Your credit rating and its importance

Your credit rating is not just a number that you don't have to worry about. It can play a critical role in the decision when you apply for credit, whether for a mortgage, a credit card or when trying to finance your next car.
11-September-16
Your credit rating and its importance

Your credit rating and how important is it

When we’re young, we watch TV shows where jokes are made about credit scores and the comedic results of having a low score. Unfortunately, as we get older we realise that it’s no laughing matter. But what is your credit score, how can you find out more about it and, perhaps most importantly, how can you take steps to improve it?

Your credit rating is a statistical method used to determine how likely it is that you’ll pay back money that you have borrowed. Factors taken into account when calculating a credit rating include a person’s credit payment history, their current debts, their credit type mix, the time length of credit history, and how frequently they apply for new credit.

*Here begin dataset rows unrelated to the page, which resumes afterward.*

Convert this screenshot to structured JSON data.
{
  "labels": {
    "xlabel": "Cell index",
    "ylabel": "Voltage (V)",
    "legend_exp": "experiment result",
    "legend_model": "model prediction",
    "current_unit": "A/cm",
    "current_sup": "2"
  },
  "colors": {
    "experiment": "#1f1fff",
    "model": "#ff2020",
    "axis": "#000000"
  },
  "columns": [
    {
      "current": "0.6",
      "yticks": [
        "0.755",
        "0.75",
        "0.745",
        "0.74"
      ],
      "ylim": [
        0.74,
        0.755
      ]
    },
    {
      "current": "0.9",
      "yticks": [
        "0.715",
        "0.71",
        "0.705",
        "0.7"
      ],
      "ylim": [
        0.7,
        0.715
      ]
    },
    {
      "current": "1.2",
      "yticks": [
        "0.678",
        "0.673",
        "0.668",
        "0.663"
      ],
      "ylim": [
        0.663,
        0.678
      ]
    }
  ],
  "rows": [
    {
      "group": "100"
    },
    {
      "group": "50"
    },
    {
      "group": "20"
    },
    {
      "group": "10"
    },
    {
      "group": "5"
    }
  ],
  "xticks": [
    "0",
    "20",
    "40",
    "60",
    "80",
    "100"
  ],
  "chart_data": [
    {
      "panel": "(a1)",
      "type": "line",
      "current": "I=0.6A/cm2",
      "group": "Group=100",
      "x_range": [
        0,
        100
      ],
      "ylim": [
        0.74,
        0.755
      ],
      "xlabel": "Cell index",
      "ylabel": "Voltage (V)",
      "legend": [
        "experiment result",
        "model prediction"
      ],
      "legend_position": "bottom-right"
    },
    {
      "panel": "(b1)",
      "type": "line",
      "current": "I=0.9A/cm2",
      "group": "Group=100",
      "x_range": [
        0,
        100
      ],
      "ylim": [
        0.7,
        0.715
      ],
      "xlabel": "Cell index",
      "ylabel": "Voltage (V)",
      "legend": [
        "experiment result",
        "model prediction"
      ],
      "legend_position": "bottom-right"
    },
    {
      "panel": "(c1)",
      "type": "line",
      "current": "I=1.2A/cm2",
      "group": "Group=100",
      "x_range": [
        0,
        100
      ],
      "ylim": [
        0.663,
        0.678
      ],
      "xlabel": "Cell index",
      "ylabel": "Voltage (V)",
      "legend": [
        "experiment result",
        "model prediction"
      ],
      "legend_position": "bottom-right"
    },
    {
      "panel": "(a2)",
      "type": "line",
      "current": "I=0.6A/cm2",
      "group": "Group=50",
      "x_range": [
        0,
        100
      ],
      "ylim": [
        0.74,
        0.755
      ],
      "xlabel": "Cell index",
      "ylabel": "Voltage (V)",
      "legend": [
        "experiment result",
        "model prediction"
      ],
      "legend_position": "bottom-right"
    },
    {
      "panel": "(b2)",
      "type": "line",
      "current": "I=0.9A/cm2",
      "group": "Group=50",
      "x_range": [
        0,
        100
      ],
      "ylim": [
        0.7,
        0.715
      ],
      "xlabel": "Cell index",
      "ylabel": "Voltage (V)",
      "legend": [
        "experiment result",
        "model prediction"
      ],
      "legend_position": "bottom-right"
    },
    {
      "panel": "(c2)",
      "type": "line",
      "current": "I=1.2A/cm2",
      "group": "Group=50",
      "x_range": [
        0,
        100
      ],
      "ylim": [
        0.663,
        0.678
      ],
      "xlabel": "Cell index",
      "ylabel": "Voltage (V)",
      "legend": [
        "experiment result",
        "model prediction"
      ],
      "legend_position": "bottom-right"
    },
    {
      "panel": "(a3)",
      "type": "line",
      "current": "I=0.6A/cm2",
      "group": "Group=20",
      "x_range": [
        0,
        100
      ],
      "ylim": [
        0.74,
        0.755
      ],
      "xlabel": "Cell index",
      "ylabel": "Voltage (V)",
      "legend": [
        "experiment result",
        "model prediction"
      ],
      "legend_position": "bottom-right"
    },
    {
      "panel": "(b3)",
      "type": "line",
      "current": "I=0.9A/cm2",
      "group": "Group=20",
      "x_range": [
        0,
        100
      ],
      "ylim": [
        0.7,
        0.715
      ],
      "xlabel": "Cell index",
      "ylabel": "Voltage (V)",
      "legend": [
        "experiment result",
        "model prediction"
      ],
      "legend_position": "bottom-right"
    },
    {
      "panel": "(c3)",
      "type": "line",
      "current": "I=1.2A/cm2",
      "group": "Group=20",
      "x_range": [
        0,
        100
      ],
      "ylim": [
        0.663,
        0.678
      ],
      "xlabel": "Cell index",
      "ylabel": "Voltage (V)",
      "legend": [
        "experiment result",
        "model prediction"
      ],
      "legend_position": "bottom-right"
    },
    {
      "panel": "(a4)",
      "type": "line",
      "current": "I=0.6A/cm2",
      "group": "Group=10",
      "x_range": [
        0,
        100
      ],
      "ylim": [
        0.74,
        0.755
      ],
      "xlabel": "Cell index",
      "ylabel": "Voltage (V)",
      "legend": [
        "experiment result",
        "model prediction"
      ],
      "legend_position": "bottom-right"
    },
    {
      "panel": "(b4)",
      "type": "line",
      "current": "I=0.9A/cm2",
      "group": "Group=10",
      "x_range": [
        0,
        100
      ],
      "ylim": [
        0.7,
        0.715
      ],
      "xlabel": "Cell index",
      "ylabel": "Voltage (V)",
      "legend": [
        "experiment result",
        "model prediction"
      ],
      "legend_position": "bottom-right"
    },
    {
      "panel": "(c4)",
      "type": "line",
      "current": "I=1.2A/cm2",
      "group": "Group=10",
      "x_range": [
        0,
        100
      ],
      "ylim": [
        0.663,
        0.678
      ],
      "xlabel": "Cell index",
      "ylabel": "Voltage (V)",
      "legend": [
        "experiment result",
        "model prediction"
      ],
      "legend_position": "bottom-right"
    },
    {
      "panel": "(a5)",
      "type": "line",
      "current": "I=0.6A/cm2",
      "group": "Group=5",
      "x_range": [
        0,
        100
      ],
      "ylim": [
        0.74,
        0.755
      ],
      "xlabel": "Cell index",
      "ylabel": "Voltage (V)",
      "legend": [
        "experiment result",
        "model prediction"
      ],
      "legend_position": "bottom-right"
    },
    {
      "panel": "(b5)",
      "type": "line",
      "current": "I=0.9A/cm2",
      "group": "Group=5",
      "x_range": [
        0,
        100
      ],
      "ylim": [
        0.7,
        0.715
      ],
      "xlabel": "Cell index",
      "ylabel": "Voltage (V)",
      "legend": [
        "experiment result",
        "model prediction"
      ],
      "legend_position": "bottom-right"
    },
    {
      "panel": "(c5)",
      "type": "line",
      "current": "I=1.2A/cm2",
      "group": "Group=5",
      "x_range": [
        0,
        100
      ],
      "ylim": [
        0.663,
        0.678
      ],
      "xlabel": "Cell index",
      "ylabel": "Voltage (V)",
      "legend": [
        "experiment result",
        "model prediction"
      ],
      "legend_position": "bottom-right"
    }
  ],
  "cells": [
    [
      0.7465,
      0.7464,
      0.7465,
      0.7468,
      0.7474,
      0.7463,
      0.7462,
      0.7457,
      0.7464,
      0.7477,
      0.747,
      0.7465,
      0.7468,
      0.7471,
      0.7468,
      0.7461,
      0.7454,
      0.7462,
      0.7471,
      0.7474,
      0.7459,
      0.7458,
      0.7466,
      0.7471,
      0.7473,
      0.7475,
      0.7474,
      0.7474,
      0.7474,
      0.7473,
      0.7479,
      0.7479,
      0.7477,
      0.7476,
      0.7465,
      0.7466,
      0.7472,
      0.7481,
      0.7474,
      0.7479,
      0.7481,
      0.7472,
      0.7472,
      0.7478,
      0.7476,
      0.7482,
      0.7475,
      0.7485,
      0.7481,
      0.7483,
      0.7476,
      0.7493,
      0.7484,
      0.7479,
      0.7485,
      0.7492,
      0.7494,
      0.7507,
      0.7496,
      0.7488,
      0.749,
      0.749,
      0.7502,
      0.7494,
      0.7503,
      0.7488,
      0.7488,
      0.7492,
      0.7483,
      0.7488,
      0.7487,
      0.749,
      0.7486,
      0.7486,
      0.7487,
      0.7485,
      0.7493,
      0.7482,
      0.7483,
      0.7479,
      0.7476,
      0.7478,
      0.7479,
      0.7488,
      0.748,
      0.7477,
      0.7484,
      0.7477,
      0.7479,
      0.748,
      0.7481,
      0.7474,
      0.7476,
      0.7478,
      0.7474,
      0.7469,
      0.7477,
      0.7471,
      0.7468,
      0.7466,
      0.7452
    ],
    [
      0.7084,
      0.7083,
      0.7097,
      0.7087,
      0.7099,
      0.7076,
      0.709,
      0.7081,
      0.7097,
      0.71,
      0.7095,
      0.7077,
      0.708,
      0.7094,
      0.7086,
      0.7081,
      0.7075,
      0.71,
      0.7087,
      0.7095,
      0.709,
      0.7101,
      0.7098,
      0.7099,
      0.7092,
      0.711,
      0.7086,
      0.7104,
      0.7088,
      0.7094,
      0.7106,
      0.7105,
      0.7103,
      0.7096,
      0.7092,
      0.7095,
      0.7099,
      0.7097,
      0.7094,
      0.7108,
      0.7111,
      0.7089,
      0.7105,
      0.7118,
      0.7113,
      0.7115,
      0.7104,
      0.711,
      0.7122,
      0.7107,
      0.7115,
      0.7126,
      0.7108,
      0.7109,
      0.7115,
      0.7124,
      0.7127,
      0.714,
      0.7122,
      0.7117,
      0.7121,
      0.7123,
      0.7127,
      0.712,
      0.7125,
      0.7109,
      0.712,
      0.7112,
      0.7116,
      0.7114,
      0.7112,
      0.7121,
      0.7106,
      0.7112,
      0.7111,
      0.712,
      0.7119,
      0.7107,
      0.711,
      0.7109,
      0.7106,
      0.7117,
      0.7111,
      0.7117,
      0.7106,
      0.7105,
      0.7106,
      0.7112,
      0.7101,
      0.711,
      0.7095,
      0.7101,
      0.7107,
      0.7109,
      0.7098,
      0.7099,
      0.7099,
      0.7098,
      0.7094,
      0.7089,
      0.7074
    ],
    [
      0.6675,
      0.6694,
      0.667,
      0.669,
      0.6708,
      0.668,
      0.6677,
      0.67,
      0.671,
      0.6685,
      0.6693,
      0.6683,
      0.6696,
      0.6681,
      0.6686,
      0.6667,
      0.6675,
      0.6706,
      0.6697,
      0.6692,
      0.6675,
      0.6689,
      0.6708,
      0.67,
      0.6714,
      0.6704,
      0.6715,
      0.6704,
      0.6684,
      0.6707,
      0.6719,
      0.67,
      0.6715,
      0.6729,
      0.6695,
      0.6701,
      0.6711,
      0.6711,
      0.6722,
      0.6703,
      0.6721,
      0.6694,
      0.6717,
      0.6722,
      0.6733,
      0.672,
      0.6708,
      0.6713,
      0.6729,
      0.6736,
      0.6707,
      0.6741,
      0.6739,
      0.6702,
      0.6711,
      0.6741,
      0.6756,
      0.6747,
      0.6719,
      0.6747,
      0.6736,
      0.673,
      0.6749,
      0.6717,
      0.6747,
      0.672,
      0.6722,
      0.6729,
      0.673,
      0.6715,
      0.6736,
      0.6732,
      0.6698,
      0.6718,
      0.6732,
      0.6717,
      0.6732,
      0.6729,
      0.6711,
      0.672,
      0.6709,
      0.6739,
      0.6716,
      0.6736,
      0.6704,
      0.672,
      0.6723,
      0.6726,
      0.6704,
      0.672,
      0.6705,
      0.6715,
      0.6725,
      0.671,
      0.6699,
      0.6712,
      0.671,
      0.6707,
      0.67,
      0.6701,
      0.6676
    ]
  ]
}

The next question is, why is your credit rating important? When you apply for a loan, a mortgage, or a credit card, you credit rating is checked up. Not only could the outcome of this determine if your application will be successful or not, but you could be paying an added risk premium. Those with worse credit scores will be lent money at a higher rate than those with a good credit score, and will pay more in the long run as a result.

There are a few companies that compile credit reports, including Experian, Equifax, and Callcredit. It’s worth looking for a company that will do it for free, or a few pounds at most. This credit report typically includes info about your credit accounts, repayment history, and public record information, among other details.

If you’re less than pleased with what comes back, there are steps you can take to improve your credit score.

Make sure you’re on the electoral register. It will be much harder to get credit if your name isn’t on it.

Make loan payments in a timely fashion and for the correct amount.

Don’t ignore overdue bills. If you’re having issues making repayments, you should try to make repayment arrangements.

Keep outstanding debt to a minimum.

Avoid overextending your credit and cancel unused credit cards.

Limit the number of credit applications you make. Ideally, you should stop applying for credit until you’ve sorted problems on your credit file.